Japan gov't denies concluding Tokyo Olympics will have to be canceled, postponed to 2032

TOKYO (Kyodo) -- Japan on Friday January 22 denied a news report that the government has privately concluded the Tokyo Olympics will have to be canceled due to the coronavirus and it is seeking to host them in 2032, the next available year.
British daily The Times quoted a senior member of the ruling coalition as saying there is agreement the games, already postponed a year from the summer of 2020, are doomed, and the aim now is to find a face-saving way of announcing the cancellation that leaves open the possibility of Tokyo playing host at a later date.

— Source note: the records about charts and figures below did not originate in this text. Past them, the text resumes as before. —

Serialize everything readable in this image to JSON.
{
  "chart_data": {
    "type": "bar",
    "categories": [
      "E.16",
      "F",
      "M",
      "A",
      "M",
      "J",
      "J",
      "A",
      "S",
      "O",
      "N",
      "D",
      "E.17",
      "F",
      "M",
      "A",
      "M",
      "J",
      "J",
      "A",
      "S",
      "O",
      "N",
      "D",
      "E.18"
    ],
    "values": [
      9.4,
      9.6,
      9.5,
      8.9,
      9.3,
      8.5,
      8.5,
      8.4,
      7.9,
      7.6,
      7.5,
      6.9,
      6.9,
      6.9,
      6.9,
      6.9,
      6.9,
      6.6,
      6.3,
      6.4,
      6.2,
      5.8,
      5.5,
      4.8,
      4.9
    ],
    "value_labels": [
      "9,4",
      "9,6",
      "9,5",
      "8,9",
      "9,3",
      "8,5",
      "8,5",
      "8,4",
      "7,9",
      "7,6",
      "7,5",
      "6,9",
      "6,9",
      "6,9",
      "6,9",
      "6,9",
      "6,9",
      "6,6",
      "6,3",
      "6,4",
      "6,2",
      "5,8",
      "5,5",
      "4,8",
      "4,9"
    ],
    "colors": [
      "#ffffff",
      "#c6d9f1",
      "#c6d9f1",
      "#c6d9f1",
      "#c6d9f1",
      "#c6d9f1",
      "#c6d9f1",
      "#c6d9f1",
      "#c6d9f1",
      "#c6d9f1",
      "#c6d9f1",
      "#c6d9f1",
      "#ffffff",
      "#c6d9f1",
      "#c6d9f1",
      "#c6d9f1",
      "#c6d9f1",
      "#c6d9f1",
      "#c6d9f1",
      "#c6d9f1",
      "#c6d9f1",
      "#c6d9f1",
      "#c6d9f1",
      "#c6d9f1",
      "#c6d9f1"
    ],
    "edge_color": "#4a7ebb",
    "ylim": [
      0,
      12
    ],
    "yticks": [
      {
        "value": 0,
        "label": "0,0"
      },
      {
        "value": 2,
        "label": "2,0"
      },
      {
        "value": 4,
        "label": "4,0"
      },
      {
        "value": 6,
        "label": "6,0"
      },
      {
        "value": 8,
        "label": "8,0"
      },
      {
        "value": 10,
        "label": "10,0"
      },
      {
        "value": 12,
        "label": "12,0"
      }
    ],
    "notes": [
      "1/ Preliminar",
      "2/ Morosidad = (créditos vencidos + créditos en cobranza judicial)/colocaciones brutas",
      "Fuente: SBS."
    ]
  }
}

"We would like to fully deny (the report) by saying there is no truth to it (report of cancellation)," Deputy Chief Cabinet Secretary Manabu Sakai said at a regular news conference.
"Of course we have to take into account the situation abroad, and we will decide on whether to actually hold the event at some point, but until then, the Japanese government will do what needs to be done," he said.

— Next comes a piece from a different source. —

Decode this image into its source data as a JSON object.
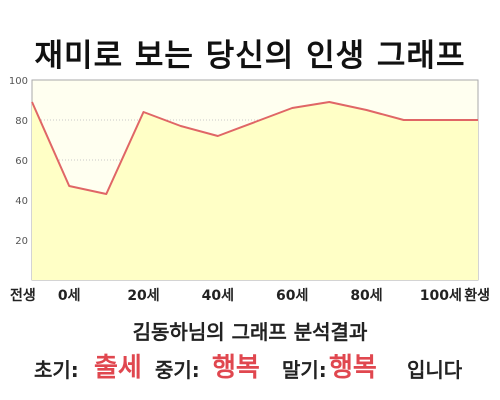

Prime Minister Yoshihide Suga, who has repeatedly said holding the games would be "proof that humanity has defeated the virus," told the Diet on the same day the government is "considering specific anti-virus measures" to realize a safe games.
Tokyo Gov. Yuriko Koike also dismissed the report, saying that cancelation and postponement of the games have not been discussed. "I think we should submit a complaint," she said at a press conference.
On Thursday, International Olympic Committee chief Thomas Bach told Kyodo News in an online interview that there is "no plan B" even as doubts grow amid a sharp resurgence of coronavirus cases in the capital and other major cities in Japan.
"We have at this moment, no reason whatsoever to believe that the Olympic Games in Tokyo will not open on the 23rd of July in the Olympic stadium in Tokyo," Bach said in the interview two days ahead of marking six months until the rescheduled event begins.
"This is why there is no plan B and this is why we are fully committed to make these games safe and successful," he said.
Despite the IOC and the Japanese government reiterating their determination to hold the Olympics this year, the situation is becoming increasingly uncertain with the virus resurgence in the country.
The central government declared a state of emergency on Jan. 7 in the Tokyo region and expanded it six days later to some other major prefectures including Osaka, Aichi and Fukuoka.
A Kyodo News poll earlier this month showed around 80 percent of the respondents in Japan believe the Tokyo Olympics and Paralympics should be canceled or rescheduled.